Watching your volume
TorahParshat Pinchas | Numbers 25:10-30:1

Watching your volume

There will always be noise in the system. When we learn to speak in the right voice at the right volume with the right words, we will take steps toward real and lasting peace.

(File photo)
(File photo)

There are a lot of voices to be heard in this week’s Torah and Haftarah portions. Some of these voices are loud, some are very soft and some are “just right.”

Let’s start with the loud. We need to rewind a bit to the end of last week’s Torah portion in which Pinchas, the zealous priest, grandson of Aaron and great-nephew of Moses, witnessed Zimri, a Jewish leader, and Cozbi, a Midianite princess, engage in a public display of immorality and idolatry. Frustrated by Moses’ hesitation in responding to what Pinchas believed would destroy the Israelite people, Pinchas took matters into his own hands, grabbed a spear…and impaled the two of them.

This week we pick up the story with God establishing a covenant of peace and a covenant of everlasting priesthood. While we understand that Pinchas was rightly distressed by Zimri and Cozbi’s overt and chutzpadik display of idolatry, it is important to note Jewish commentators have long been troubled by Pinchas’ actions, as well as the suggestion that he seems to be rewarded by God for his zealousness. Many have suggested that God’s offer of a “pact of peace” (brit shalom) should not be regarded so much as Pinchas’ reward, but rather as a covenant that will require responsibility and moderation on the part of this future Israelite leader.

One of the most powerful commentaries on Pinchas’ act is written into the very fabric of Torah itself. The Masoretes — the 8th and 9th century rabbinic sages who codified the written Torah into the version we know today — instructed that the word shalom in the term brit shalom should be written with a broken letter vav. As a result, every Torah scroll now bears this inner message: Peace achieved through zealotry and violence is an incomplete peace, a “broken peace,” as it were.

The soft voice is God’s. In the Haftarah portion, a desperate Elijah runs for his life from the murderous designs of Queen Jezebel and seeks to find the presence of God. Here’s the beautiful and moving passage that describes Elijah’s encounter with God:

“Then the word of the Lord came to him: ‘Why are you here, Elijah?’ He replied, ‘I am moved by the zeal for the Lord, God of Hosts.’ The Lord said to him, ‘Go out and stand on the mountain in the presence of the Lord, for the Lord is about to pass by.’ Then a great and powerful wind tore the mountains apart and shattered the rocks before the Lord. But the Lord was not in the wind. After the wind was an earthquake, but the Lord was not in the earthquake. After the earthquake came a fire. But the Lord was not in the fire. And after the fire — kol d’mamah dakah — a still, small voice” (I Kings 19:9-12).

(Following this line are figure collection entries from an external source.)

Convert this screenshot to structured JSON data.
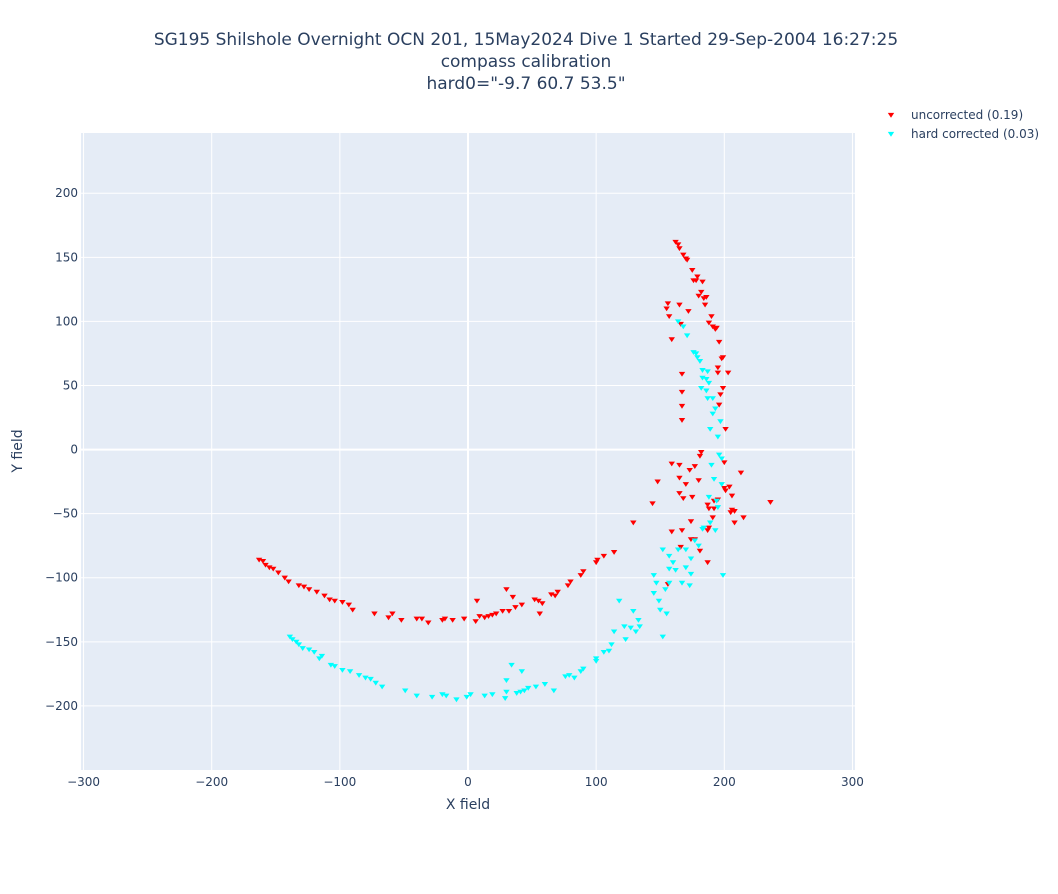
{
  "chart_data": {
    "type": "scatter",
    "title_lines": [
      "SG195 Shilshole Overnight OCN 201, 15May2024 Dive 1 Started 29-Sep-2004 16:27:25",
      "compass calibration",
      "hard0=\"-9.7 60.7 53.5\""
    ],
    "xlabel": "X field",
    "ylabel": "Y field",
    "xlim": [
      -302,
      302
    ],
    "ylim": [
      -250,
      247
    ],
    "xticks": [
      -300,
      -200,
      -100,
      0,
      100,
      200,
      300
    ],
    "yticks": [
      -200,
      -150,
      -100,
      -50,
      0,
      50,
      100,
      150,
      200
    ],
    "xtick_labels": [
      "−300",
      "−200",
      "−100",
      "0",
      "100",
      "200",
      "300"
    ],
    "ytick_labels": [
      "−200",
      "−150",
      "−100",
      "−50",
      "0",
      "50",
      "100",
      "150",
      "200"
    ],
    "grid": true,
    "legend_position": "top-right",
    "marker": "triangle-down",
    "colors": {
      "plot_bg": "#e5ecf6",
      "grid": "#ffffff",
      "text": "#2a3f5f"
    },
    "series": [
      {
        "name": "uncorrected (0.19)",
        "color": "#ff0000",
        "points": [
          [
            -163,
            -86
          ],
          [
            -160,
            -87
          ],
          [
            -158,
            -90
          ],
          [
            -155,
            -92
          ],
          [
            -152,
            -93
          ],
          [
            -148,
            -96
          ],
          [
            -143,
            -100
          ],
          [
            -140,
            -103
          ],
          [
            -132,
            -106
          ],
          [
            -128,
            -107
          ],
          [
            -124,
            -109
          ],
          [
            -118,
            -111
          ],
          [
            -112,
            -114
          ],
          [
            -108,
            -117
          ],
          [
            -104,
            -118
          ],
          [
            -98,
            -119
          ],
          [
            -93,
            -121
          ],
          [
            -90,
            -125
          ],
          [
            -73,
            -128
          ],
          [
            -62,
            -131
          ],
          [
            -59,
            -128
          ],
          [
            -52,
            -133
          ],
          [
            -40,
            -132
          ],
          [
            -36,
            -132
          ],
          [
            -31,
            -135
          ],
          [
            -20,
            -133
          ],
          [
            -18,
            -132
          ],
          [
            -12,
            -133
          ],
          [
            -3,
            -132
          ],
          [
            6,
            -134
          ],
          [
            7,
            -118
          ],
          [
            9,
            -130
          ],
          [
            13,
            -131
          ],
          [
            16,
            -130
          ],
          [
            19,
            -129
          ],
          [
            22,
            -128
          ],
          [
            27,
            -126
          ],
          [
            30,
            -109
          ],
          [
            32,
            -126
          ],
          [
            35,
            -115
          ],
          [
            37,
            -123
          ],
          [
            42,
            -121
          ],
          [
            52,
            -117
          ],
          [
            55,
            -118
          ],
          [
            56,
            -128
          ],
          [
            58,
            -120
          ],
          [
            65,
            -113
          ],
          [
            68,
            -114
          ],
          [
            70,
            -111
          ],
          [
            78,
            -106
          ],
          [
            80,
            -103
          ],
          [
            88,
            -98
          ],
          [
            90,
            -95
          ],
          [
            100,
            -88
          ],
          [
            101,
            -86
          ],
          [
            106,
            -83
          ],
          [
            114,
            -80
          ],
          [
            129,
            -57
          ],
          [
            144,
            -42
          ],
          [
            148,
            -25
          ],
          [
            156,
            -105
          ],
          [
            155,
            110
          ],
          [
            156,
            114
          ],
          [
            157,
            104
          ],
          [
            159,
            86
          ],
          [
            159,
            -64
          ],
          [
            159,
            -11
          ],
          [
            162,
            162
          ],
          [
            164,
            160
          ],
          [
            165,
            157
          ],
          [
            165,
            113
          ],
          [
            165,
            -34
          ],
          [
            165,
            -22
          ],
          [
            165,
            -12
          ],
          [
            166,
            -76
          ],
          [
            166,
            98
          ],
          [
            167,
            59
          ],
          [
            167,
            45
          ],
          [
            167,
            34
          ],
          [
            167,
            23
          ],
          [
            167,
            -63
          ],
          [
            168,
            -38
          ],
          [
            168,
            152
          ],
          [
            170,
            149
          ],
          [
            170,
            -27
          ],
          [
            171,
            148
          ],
          [
            172,
            108
          ],
          [
            173,
            -16
          ],
          [
            174,
            -70
          ],
          [
            174,
            -56
          ],
          [
            175,
            -37
          ],
          [
            175,
            140
          ],
          [
            176,
            132
          ],
          [
            177,
            -70
          ],
          [
            177,
            -13
          ],
          [
            178,
            132
          ],
          [
            179,
            135
          ],
          [
            180,
            120
          ],
          [
            180,
            -24
          ],
          [
            181,
            -79
          ],
          [
            181,
            -5
          ],
          [
            182,
            123
          ],
          [
            182,
            -2
          ],
          [
            183,
            131
          ],
          [
            184,
            118
          ],
          [
            185,
            113
          ],
          [
            186,
            119
          ],
          [
            187,
            -43
          ],
          [
            187,
            -63
          ],
          [
            187,
            -88
          ],
          [
            188,
            -46
          ],
          [
            188,
            -61
          ],
          [
            188,
            99
          ],
          [
            190,
            104
          ],
          [
            191,
            -53
          ],
          [
            191,
            96
          ],
          [
            192,
            -40
          ],
          [
            192,
            -46
          ],
          [
            193,
            94
          ],
          [
            194,
            95
          ],
          [
            195,
            64
          ],
          [
            195,
            60
          ],
          [
            195,
            -39
          ],
          [
            196,
            84
          ],
          [
            196,
            35
          ],
          [
            197,
            43
          ],
          [
            198,
            71
          ],
          [
            199,
            48
          ],
          [
            199,
            72
          ],
          [
            200,
            -10
          ],
          [
            200,
            -30
          ],
          [
            201,
            16
          ],
          [
            201,
            -32
          ],
          [
            203,
            60
          ],
          [
            204,
            -29
          ],
          [
            205,
            -49
          ],
          [
            206,
            -47
          ],
          [
            206,
            -36
          ],
          [
            208,
            -48
          ],
          [
            208,
            -57
          ],
          [
            213,
            -18
          ],
          [
            215,
            -53
          ],
          [
            236,
            -41
          ]
        ]
      },
      {
        "name": "hard corrected (0.03)",
        "color": "#00ffff",
        "points": [
          [
            -139,
            -146
          ],
          [
            -137,
            -148
          ],
          [
            -134,
            -150
          ],
          [
            -132,
            -152
          ],
          [
            -129,
            -155
          ],
          [
            -124,
            -156
          ],
          [
            -120,
            -158
          ],
          [
            -116,
            -163
          ],
          [
            -114,
            -161
          ],
          [
            -107,
            -168
          ],
          [
            -104,
            -169
          ],
          [
            -98,
            -172
          ],
          [
            -92,
            -173
          ],
          [
            -85,
            -176
          ],
          [
            -80,
            -178
          ],
          [
            -76,
            -179
          ],
          [
            -72,
            -182
          ],
          [
            -67,
            -185
          ],
          [
            -49,
            -188
          ],
          [
            -40,
            -192
          ],
          [
            -28,
            -193
          ],
          [
            -20,
            -191
          ],
          [
            -17,
            -192
          ],
          [
            -9,
            -195
          ],
          [
            -1,
            -193
          ],
          [
            2,
            -191
          ],
          [
            13,
            -192
          ],
          [
            19,
            -191
          ],
          [
            29,
            -194
          ],
          [
            30,
            -189
          ],
          [
            30,
            -180
          ],
          [
            34,
            -168
          ],
          [
            38,
            -190
          ],
          [
            41,
            -189
          ],
          [
            42,
            -173
          ],
          [
            44,
            -188
          ],
          [
            47,
            -186
          ],
          [
            53,
            -185
          ],
          [
            60,
            -183
          ],
          [
            67,
            -188
          ],
          [
            76,
            -177
          ],
          [
            79,
            -176
          ],
          [
            83,
            -178
          ],
          [
            88,
            -173
          ],
          [
            90,
            -171
          ],
          [
            100,
            -165
          ],
          [
            100,
            -163
          ],
          [
            106,
            -158
          ],
          [
            110,
            -157
          ],
          [
            112,
            -152
          ],
          [
            114,
            -142
          ],
          [
            118,
            -118
          ],
          [
            122,
            -138
          ],
          [
            123,
            -148
          ],
          [
            127,
            -139
          ],
          [
            129,
            -126
          ],
          [
            131,
            -142
          ],
          [
            133,
            -133
          ],
          [
            134,
            -138
          ],
          [
            145,
            -112
          ],
          [
            145,
            -98
          ],
          [
            147,
            -104
          ],
          [
            149,
            -118
          ],
          [
            150,
            -125
          ],
          [
            152,
            -146
          ],
          [
            152,
            -78
          ],
          [
            154,
            -109
          ],
          [
            155,
            -128
          ],
          [
            157,
            -104
          ],
          [
            157,
            -83
          ],
          [
            157,
            -93
          ],
          [
            160,
            -88
          ],
          [
            162,
            -94
          ],
          [
            164,
            -78
          ],
          [
            164,
            100
          ],
          [
            167,
            -104
          ],
          [
            168,
            96
          ],
          [
            170,
            -92
          ],
          [
            170,
            -78
          ],
          [
            171,
            89
          ],
          [
            173,
            -106
          ],
          [
            174,
            -97
          ],
          [
            174,
            -85
          ],
          [
            176,
            76
          ],
          [
            177,
            -71
          ],
          [
            178,
            75
          ],
          [
            179,
            72
          ],
          [
            180,
            -75
          ],
          [
            181,
            69
          ],
          [
            182,
            48
          ],
          [
            183,
            56
          ],
          [
            183,
            62
          ],
          [
            183,
            -62
          ],
          [
            184,
            -61
          ],
          [
            186,
            55
          ],
          [
            186,
            46
          ],
          [
            187,
            40
          ],
          [
            187,
            61
          ],
          [
            188,
            -37
          ],
          [
            188,
            52
          ],
          [
            189,
            16
          ],
          [
            189,
            -57
          ],
          [
            190,
            -12
          ],
          [
            191,
            28
          ],
          [
            191,
            40
          ],
          [
            192,
            -23
          ],
          [
            193,
            -63
          ],
          [
            193,
            32
          ],
          [
            194,
            -40
          ],
          [
            195,
            10
          ],
          [
            195,
            -45
          ],
          [
            196,
            -4
          ],
          [
            197,
            22
          ],
          [
            198,
            -7
          ],
          [
            198,
            -27
          ],
          [
            199,
            -98
          ]
        ]
      }
    ]
  },
  "legend": {
    "items": [
      {
        "label": "uncorrected (0.19)",
        "color": "#ff0000"
      },
      {
        "label": "hard corrected (0.03)",
        "color": "#00ffff"
      }
    ]
  }
}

In poignant contrast to the episode in Numbers involving Pinchas, the Haftarah teaches that truth doesn’t need to be shouted. Kol d’mamah dakah: truth and justice, and God, can often be found in quiet and stillness, and in small voices.

Finally, we arrive at the “just right” voice of the daughters of Zelophehad, five women who step forward, state their case and ultimately change Israelite law.

As the tribes are being counted — their strength and size enumerated so that parcels of the Promised Land can be apportioned accordingly — we are told in Numbers, Chapter 27: “The daughters of Zelophehad, of the tribe of Manasheh…came forward. The names of the daughters were Machlah, Noa, Choglah, Milcah and Tirtzah. They stood before Moses, Eleazar the priest, the chieftains and the whole assembly at the entrance of the Tent of Meeting, and they said, ‘Our father died in the wilderness. He was not one of the faction, Korach’s faction, which banded together against God, but rather he died for his own sin; and he has left no sons. Let not our father’s name be lost to his clan just because he had no son. Give us a holding among our father’s kinsmen.’”

When Moses brings their case before God, God responds: “The plea of Zelophehad’s daughters is just. You should give them a hereditary holding among their father’s kinsmen.”

There will always be noise in the system. When we learn to speak in the right voice, at the right volume, with the right words and for just causes — then we will take steps to fixing that broken vav in the word shalom — and we will take steps toward real and whole and lasting peace. PJC

Rabbi Sharyn Henry is rabbi at Rodef Shalom Congregation. This column is a service of the Greater Pittsburgh Rabbinical Association.